5. The method for preparing dental implant material according to claim 1, characterized in that, In step S1, the ball milling process uses alcohol as the milling medium, and the ball milling speed is 100 rpm to 200 rpm for 10 h to 14 h.
6. The method for preparing dental implant material according to claim 1, characterized in that, In step S1, the pressure of the pressing is 10 MPa to 50 MPa; the temperature of the degreasing treatment is 550°C to 650°C, and the time is 1 hour to 2 hours.
7. The method for preparing dental implant material according to claim 1, characterized in that, In step S1, the sintering process is carried out under a nitrogen atmosphere, and the sintering temperature is 1700°C to 1800°C for 2 hours to 3 hours.

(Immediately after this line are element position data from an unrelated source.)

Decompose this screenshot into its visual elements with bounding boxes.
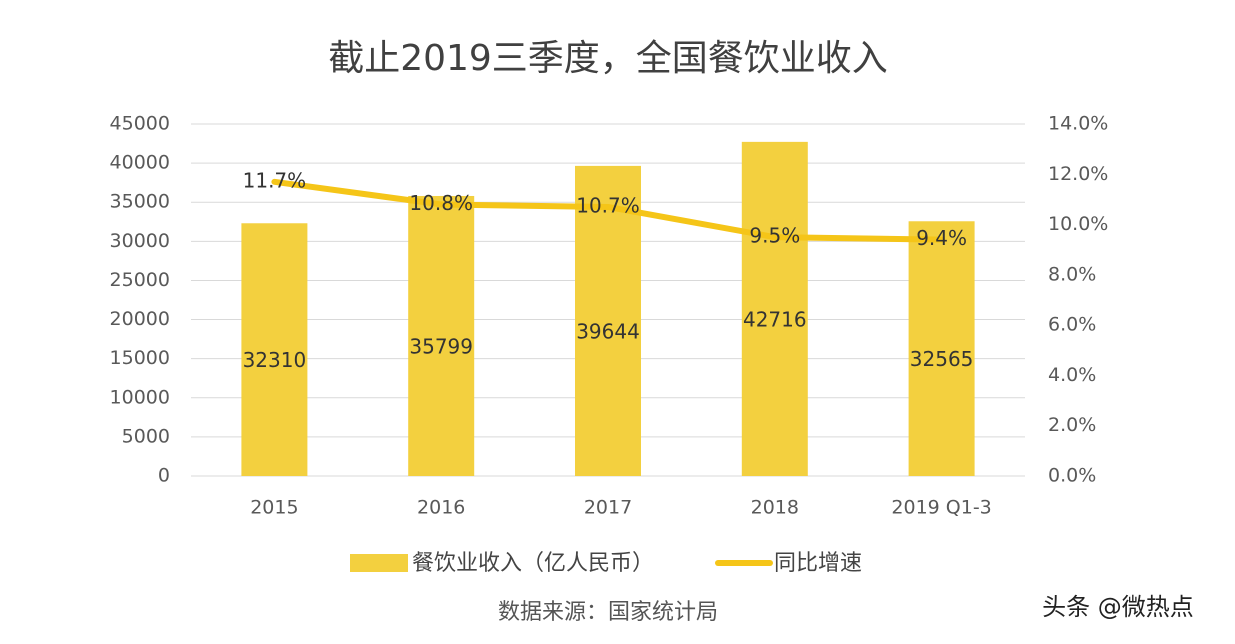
watermark: 头条 @微热点 (1042, 593, 1194, 621)
y-tick-label: 40000 (110, 152, 170, 174)
bar (241, 223, 308, 476)
y2-tick-label: 14.0% (1048, 113, 1108, 135)
y2-tick-label: 8.0% (1048, 263, 1096, 285)
bar (575, 165, 641, 477)
y2-tick-label: 6.0% (1048, 314, 1096, 336)
data-label: 39644 (576, 319, 640, 343)
y-tick-label: 35000 (110, 191, 170, 213)
x-tick-label: 2018 (751, 497, 799, 519)
x-tick-label: 2017 (584, 497, 632, 519)
data-label: 42716 (743, 307, 807, 331)
data-label: 9.4% (916, 226, 967, 250)
data-label: 35799 (409, 334, 473, 358)
bar (408, 195, 475, 476)
x-tick-label: 2015 (250, 497, 298, 519)
legend-label: 同比增速 (774, 551, 862, 576)
y-tick-label: 20000 (110, 308, 170, 330)
data-label: 9.5% (749, 224, 800, 248)
y-tick-label: 30000 (110, 230, 170, 252)
legend-swatch (350, 554, 408, 572)
y-tick-label: 5000 (122, 425, 170, 447)
data-label: 32565 (910, 347, 974, 371)
y-tick-label: 10000 (110, 386, 170, 408)
data-label: 10.7% (576, 193, 640, 217)
data-label: 11.7% (243, 168, 307, 192)
data-label: 10.8% (409, 191, 473, 215)
y2-tick-label: 2.0% (1048, 414, 1096, 436)
bar (741, 141, 808, 476)
y-tick-label: 45000 (110, 113, 170, 135)
bar (908, 221, 975, 476)
y2-tick-label: 12.0% (1048, 163, 1108, 185)
x-tick-label: 2016 (417, 497, 465, 519)
y2-tick-label: 10.0% (1048, 213, 1108, 235)
line (271, 178, 945, 243)
y-tick-label: 25000 (110, 269, 170, 291)
x-tick-label: 2019 Q1-3 (891, 497, 991, 519)
y2-tick-label: 4.0% (1048, 364, 1096, 386)
data-label: 32310 (243, 348, 307, 372)
y-tick-label: 15000 (110, 347, 170, 369)
source: 数据来源：国家统计局 (498, 600, 718, 625)
chart-title: 截止2019三季度，全国餐饮业收入 (328, 38, 888, 79)
legend-label: 餐饮业收入（亿人民币） (412, 551, 654, 576)
y-tick-label: 0 (158, 465, 170, 487)
y2-tick-label: 0.0% (1048, 465, 1096, 487)
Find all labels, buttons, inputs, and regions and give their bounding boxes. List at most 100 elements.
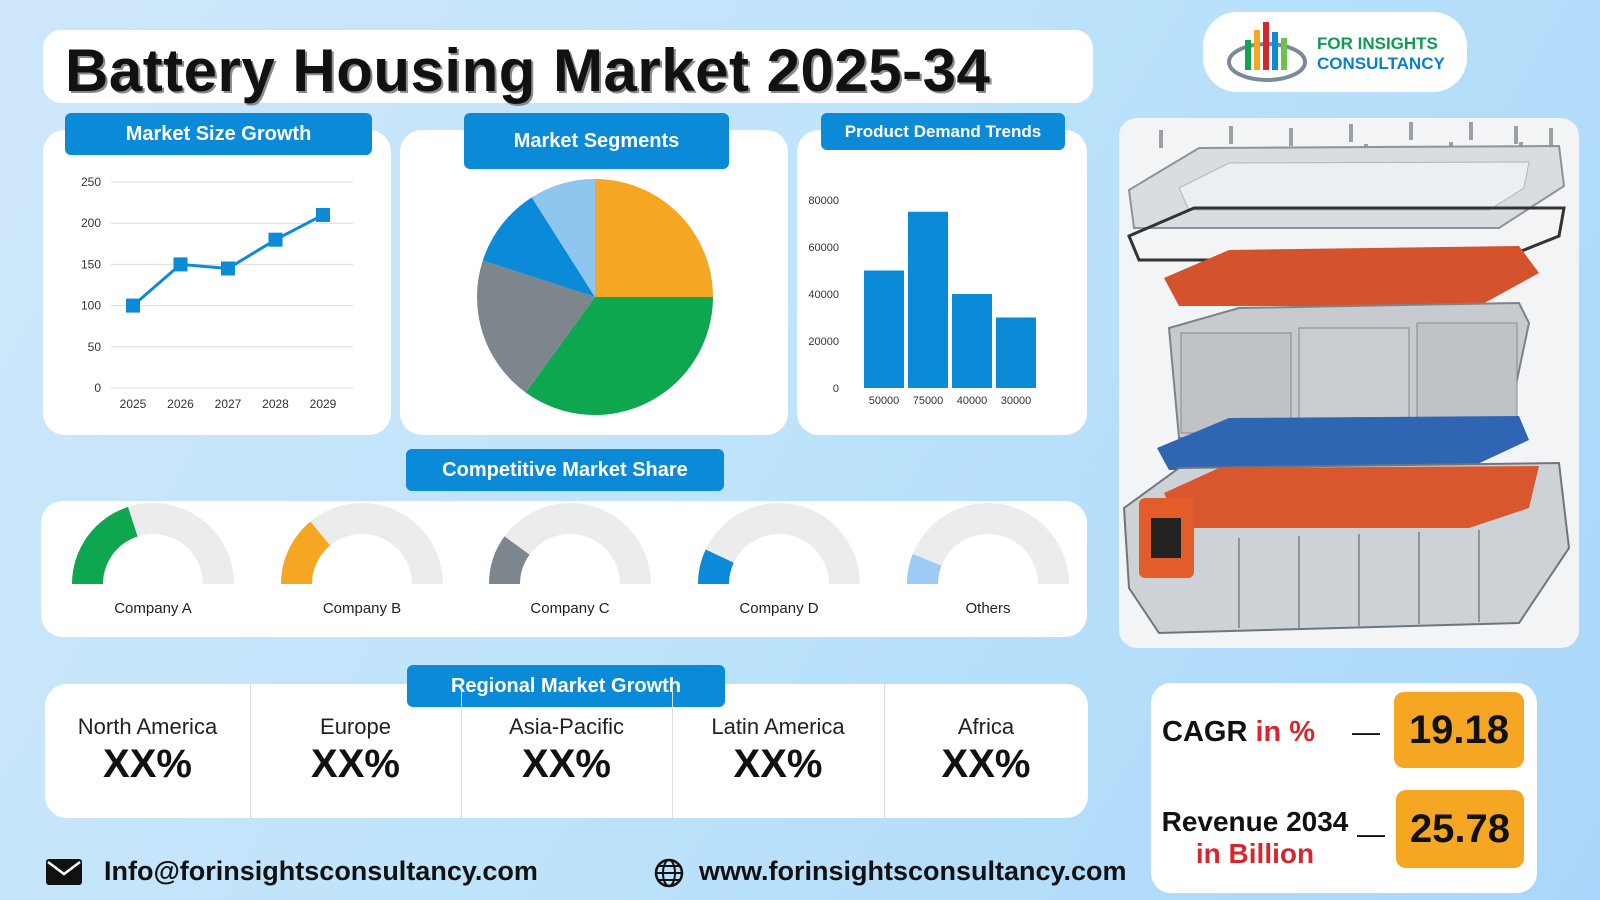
region-divider <box>884 684 885 818</box>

8. The method for preparing dental implant material according to claim 1, characterized in that, In step S2, the temperature of the gas pressure infiltration is 650°C to 720°C, the pressure is 1MPa to 4MPa, and the time is 20min to 40min.
9. A dental implant material, characterized in that, It is prepared using the method for preparing dental implant materials as described in any one of claims 1 to 8.
10. The application of the dental implant material as described in claim 9 in the preparation of artificial tooth roots and artificial crowns.